After being hired by the NHL in 1998, Furlatt refereed his first game on October 8, 2001, between the Philadelphia Flyers and the Columbus Blue Jackets at Nationwide Arena. He worked the game with referee Mark Faucette, and linesmen Mike Cvik and Steve Miller. His Stanley Cup playoff debut was game two of the 2003 Western Conference quarterfinals between the Anaheim Ducks and the Detroit Red Wings. Eighteen years after his first playoff game, Furlatt worked the 2021 Stanley Cup Final.

Furlatt was assigned to the 2012 NHL All-Star Game, the 2014, 2017 and 2019 NHL Stadium Series, and refereed in the 2016 World Cup of Hockey.

Furlatt worked his 1,000th game on February 18, 2017, between the Winnipeg Jets and the Montreal Canadiens.
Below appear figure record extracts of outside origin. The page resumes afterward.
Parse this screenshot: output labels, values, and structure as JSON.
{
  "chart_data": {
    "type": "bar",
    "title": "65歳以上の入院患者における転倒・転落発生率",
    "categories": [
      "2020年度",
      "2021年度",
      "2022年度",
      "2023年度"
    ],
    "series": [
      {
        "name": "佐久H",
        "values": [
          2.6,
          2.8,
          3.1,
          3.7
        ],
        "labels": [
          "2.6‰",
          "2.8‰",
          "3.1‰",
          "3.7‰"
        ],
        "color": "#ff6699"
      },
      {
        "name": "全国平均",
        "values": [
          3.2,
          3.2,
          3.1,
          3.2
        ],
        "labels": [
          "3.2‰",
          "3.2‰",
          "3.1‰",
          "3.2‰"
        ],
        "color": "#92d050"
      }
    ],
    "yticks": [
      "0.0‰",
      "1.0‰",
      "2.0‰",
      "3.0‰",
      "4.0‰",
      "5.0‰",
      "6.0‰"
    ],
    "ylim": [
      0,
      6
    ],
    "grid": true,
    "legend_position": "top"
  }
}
He was joined at the Bell Centre by Marc Joannette, Jonny Murray and Michel Cormier, forming an all-Québécois officiating crew.
Furlatt referred his 1500th game on January 6, 2025 at the Bell Centre in Montreal, between the Montreal Canadiens and the Vancouver Canucks.

== Personal life ==
Furlatt is married, with two daughters. He received a bachelor’s degree in 1997.